Security Protects the Mission — Not Just the Data
Security is more than firewalls, passwords, or sweep checklists — it’s the foundation of mission assurance. Every safeguard exists to preserve our ability to plan, decide, and act without interference. When security fails, the mission itself is compromised.
The “Just Make It Work” Mentality
Operational urgency often pushes teams to bypass security in the name of progress. But when we rush to “just make it work,” we may trade reliability for speed—and build fragility into the mission. A system that works today but is compromised tomorrow doesn’t advance the mission; it endangers it.
“If you cut security to save the mission today, you may lose both tomorrow.”
The “Do More with Less” Trap
Efficiency is important — but security on a shoestring isn’t efficiency; it's a risk. When teams are asked to “do more with less,” they often end up accepting higher exposure without realizing it.

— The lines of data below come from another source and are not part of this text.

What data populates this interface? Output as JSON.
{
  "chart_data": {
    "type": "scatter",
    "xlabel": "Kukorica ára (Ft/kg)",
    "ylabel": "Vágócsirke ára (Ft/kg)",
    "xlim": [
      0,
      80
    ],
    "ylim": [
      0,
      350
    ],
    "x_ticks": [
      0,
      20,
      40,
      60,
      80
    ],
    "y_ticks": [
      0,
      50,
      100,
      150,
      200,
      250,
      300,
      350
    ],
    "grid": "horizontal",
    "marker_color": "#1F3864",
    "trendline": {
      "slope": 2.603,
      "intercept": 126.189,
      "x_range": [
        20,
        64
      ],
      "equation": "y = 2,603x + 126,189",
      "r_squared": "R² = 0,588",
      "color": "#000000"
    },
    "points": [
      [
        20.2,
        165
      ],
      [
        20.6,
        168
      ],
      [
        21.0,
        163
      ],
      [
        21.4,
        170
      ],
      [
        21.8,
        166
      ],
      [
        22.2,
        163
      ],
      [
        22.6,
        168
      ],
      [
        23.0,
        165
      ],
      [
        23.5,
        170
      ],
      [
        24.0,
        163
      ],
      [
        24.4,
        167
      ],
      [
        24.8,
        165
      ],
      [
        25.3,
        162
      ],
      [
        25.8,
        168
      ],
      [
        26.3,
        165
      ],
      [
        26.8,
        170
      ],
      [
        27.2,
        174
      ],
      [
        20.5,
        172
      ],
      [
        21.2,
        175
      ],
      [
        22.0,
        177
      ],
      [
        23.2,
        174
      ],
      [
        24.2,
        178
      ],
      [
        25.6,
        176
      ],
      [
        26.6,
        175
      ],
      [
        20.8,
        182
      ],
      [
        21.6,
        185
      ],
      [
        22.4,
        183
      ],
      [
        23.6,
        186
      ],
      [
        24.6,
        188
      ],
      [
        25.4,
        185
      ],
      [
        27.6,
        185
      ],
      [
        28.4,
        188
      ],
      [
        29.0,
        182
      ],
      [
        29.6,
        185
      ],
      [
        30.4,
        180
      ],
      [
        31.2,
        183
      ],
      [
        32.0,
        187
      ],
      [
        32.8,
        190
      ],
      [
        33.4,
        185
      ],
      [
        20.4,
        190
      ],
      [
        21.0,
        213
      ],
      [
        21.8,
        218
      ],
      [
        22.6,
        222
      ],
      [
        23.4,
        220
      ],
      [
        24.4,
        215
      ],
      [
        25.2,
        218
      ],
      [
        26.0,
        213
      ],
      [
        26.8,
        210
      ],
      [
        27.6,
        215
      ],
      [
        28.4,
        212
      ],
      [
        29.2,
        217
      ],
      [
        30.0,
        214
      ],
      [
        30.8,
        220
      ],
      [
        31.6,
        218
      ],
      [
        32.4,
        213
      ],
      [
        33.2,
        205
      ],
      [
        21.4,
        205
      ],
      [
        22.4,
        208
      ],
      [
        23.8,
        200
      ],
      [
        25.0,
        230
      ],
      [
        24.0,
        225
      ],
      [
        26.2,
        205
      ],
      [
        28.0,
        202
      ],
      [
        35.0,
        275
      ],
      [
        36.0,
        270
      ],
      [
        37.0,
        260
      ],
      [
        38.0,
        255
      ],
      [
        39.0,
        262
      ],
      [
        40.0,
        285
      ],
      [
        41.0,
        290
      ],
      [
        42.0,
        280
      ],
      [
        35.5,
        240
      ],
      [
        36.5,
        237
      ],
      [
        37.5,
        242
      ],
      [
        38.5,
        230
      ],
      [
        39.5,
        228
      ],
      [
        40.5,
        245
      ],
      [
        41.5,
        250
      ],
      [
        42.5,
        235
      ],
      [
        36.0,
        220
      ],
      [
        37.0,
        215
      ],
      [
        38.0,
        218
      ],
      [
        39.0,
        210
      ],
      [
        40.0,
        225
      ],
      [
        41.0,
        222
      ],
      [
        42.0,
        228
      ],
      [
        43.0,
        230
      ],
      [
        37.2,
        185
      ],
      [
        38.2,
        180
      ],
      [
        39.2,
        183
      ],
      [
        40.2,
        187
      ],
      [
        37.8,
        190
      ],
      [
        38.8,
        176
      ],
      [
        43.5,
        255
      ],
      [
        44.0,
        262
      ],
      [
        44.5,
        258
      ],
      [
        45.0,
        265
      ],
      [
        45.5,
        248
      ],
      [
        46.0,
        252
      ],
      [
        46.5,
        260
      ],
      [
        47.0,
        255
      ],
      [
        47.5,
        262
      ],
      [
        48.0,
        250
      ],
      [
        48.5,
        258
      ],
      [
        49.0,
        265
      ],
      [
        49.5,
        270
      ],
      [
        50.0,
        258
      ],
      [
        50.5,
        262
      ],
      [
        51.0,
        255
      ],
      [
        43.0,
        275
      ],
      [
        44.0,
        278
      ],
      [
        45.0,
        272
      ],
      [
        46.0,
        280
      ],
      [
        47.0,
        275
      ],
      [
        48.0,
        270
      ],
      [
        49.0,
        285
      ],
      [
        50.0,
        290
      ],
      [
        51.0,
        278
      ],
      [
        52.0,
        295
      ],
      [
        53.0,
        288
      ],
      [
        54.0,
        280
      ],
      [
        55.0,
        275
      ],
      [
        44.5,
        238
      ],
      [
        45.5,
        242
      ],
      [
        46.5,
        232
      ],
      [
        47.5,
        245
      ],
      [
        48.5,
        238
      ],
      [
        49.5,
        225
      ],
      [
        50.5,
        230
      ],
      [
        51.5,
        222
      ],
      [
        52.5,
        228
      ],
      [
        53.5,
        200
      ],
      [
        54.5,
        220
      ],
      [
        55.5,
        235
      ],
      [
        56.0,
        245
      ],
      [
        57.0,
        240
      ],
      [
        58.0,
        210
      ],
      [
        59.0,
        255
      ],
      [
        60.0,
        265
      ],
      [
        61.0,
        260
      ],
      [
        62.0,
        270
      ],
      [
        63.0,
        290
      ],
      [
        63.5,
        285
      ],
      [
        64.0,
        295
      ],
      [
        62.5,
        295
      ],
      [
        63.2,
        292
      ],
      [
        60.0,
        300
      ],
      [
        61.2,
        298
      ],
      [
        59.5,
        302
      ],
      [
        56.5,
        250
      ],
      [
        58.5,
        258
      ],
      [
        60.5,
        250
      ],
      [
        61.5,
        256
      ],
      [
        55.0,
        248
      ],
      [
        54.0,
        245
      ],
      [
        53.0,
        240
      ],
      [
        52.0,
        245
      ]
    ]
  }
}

Under-resourced security forces organizations into reactive mode — responding to failures instead of preventing them.
“Every shortcut taken now becomes a vulnerability discovered later.”
Re-Centering the Focus
Remember:
- Security isn’t a cost center — it’s an enabler of mission continuity.
- Protecting data is necessary, but protecting capability is essential.
- True security ensures that, even under stress, the mission continues to function, communicate, and adapt.
“Protect the mission, not just the data.”
Case Studies: When “Just Make It Work” Fails the Mission
These examples show how pressure for speed or savings can quietly erode security — and ultimately compromise the mission itself.
OPM Breach (2015) — Shortcuts in the Name of Continuity
The U.S. Office of Personnel Management prioritized uptime and legacy system compatibility over modernization. When Chinese actors exfiltrated background-check data on 21 million people, the fallout compromised federal personnel visibility and CI operations.
The “Just keeping it running” mindset cost the government its personnel trust backbone.
Colonial Pipeline (2021) — Efficiency Over Resilience
A single compromised password led to ransomware shutting down fuel deliveries across the East Coast. Years of deferred investment in network segmentation and incident response planning amplified the impact.
One password halted a mission that supplied half the nation’s fuel.
NASA JPL (2019) — Under-Resourced Security
A low-cost, unmanaged device on an internal network went undetected for months, allowing mission data to be stolen. Resource constraints and the pressure to stay on schedule left critical systems under-monitored.
The “Do more with less” philosophy left a hole big enough for an intruder to slip through.
USS Fitzgerald (2017) — Operational Tempo Without Readiness
Crew fatigue, undermanning, and ignored system alerts contributed to a fatal collision. Investigators cited an ingrained “get it done” culture that replaced discipline with haste.
When readiness is sacrificed for output, even the most capable systems fail.
Marriott / Starwood (2018) — Business Continuity vs. Assurance
A compromised reservation database inherited during acquisition remained online to “avoid disruption.” Four years later, 500 million guest records were exposed.
Integrating before verifying turned a business priority into a global breach.
Key Takeaway
Every shortcut that saves time today steals resilience from tomorrow. Security is not an obstacle — it’s the safeguard that keeps the mission alive when everything else goes wrong.